Whatever trends prevail, a short season could produce statistical outliers. No player has hit .400 since Ted Williams in 1941, and Bob Gibson’s 1.12 earned run average has been a record since 1968. But the Dodgers’ Cody Bellinger entered his team’s 50th game last season with a .404 average, and the Cardinals’ Jack Flaherty posted a 0.92 E.R.A. over his team’s final 60 games.

Could the record book get a heavy rewrite after this season? Officially, Thorn said, any records set this season will be legitimate.

“Sure,” he said. “We don’t do asterisks. Fans are free to apply asterisks liberally. They may view the records and the outcomes as they please. That is one of the privileges and pleasures of fandom.”
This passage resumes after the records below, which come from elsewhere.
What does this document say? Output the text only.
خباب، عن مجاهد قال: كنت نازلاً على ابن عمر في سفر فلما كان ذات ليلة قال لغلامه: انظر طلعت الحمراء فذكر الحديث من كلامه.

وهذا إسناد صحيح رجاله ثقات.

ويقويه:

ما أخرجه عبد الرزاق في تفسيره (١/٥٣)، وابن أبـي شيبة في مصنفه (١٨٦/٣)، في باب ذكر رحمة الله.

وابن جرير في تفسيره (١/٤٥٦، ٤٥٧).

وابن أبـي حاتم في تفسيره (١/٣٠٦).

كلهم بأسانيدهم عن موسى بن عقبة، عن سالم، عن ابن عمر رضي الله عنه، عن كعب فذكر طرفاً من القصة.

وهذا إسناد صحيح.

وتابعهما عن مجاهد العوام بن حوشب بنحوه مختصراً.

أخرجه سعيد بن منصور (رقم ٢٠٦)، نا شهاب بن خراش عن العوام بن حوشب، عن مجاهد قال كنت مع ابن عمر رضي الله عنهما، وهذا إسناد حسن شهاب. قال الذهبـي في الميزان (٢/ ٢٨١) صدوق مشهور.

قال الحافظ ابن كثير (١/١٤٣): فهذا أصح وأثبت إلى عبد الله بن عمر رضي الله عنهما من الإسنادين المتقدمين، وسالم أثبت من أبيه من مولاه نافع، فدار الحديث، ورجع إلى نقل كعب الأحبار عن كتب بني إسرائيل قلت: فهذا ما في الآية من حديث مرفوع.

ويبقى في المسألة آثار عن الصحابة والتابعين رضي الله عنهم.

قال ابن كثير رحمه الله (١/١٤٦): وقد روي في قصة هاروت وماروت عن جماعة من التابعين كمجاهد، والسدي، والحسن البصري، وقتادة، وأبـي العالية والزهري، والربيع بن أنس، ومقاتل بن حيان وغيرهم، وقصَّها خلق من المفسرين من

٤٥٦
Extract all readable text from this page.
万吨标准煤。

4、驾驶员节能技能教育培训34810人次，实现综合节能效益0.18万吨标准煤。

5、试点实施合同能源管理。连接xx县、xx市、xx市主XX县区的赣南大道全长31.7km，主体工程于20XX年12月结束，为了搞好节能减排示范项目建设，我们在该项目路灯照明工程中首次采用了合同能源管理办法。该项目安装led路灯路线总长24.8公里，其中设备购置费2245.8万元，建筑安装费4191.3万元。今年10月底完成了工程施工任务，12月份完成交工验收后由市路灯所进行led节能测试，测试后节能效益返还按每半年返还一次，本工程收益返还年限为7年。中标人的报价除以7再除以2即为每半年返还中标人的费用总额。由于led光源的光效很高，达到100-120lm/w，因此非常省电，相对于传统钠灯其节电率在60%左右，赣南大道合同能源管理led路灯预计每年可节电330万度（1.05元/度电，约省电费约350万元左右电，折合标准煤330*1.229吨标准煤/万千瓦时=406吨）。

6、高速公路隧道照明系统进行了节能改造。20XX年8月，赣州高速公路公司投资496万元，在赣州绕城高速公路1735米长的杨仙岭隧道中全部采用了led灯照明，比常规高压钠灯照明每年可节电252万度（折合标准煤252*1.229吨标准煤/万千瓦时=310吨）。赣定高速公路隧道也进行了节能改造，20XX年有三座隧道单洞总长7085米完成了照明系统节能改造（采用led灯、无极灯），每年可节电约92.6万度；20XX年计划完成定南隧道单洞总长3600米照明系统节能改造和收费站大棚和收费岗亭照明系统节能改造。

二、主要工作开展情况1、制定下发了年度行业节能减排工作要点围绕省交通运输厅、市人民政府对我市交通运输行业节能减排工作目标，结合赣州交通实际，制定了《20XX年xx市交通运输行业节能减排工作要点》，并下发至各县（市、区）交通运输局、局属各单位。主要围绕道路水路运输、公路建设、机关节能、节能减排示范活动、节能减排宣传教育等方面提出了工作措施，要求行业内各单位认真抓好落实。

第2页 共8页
Most important, Thorn said, is to understand the context of the season. Circumstances have rarely been stagnant in baseball, with integration, expansion, equipment changes, training advancements, ballpark configurations and the use of steroids and technology — both legal and illegal — influencing what we see.

The 2020 season will offer its own distinct wrinkle in the fabric of the sport — unless the virus undoes it all.

“There is one unknown, obviously, that could completely change some teams’ seasons,” Counsell said. “We all recognize that through no fault of anybody’s, a team’s season could really be sunk. That is the scariest thing for everybody this year, but we all know that’s part of it — so we have to just go for it.”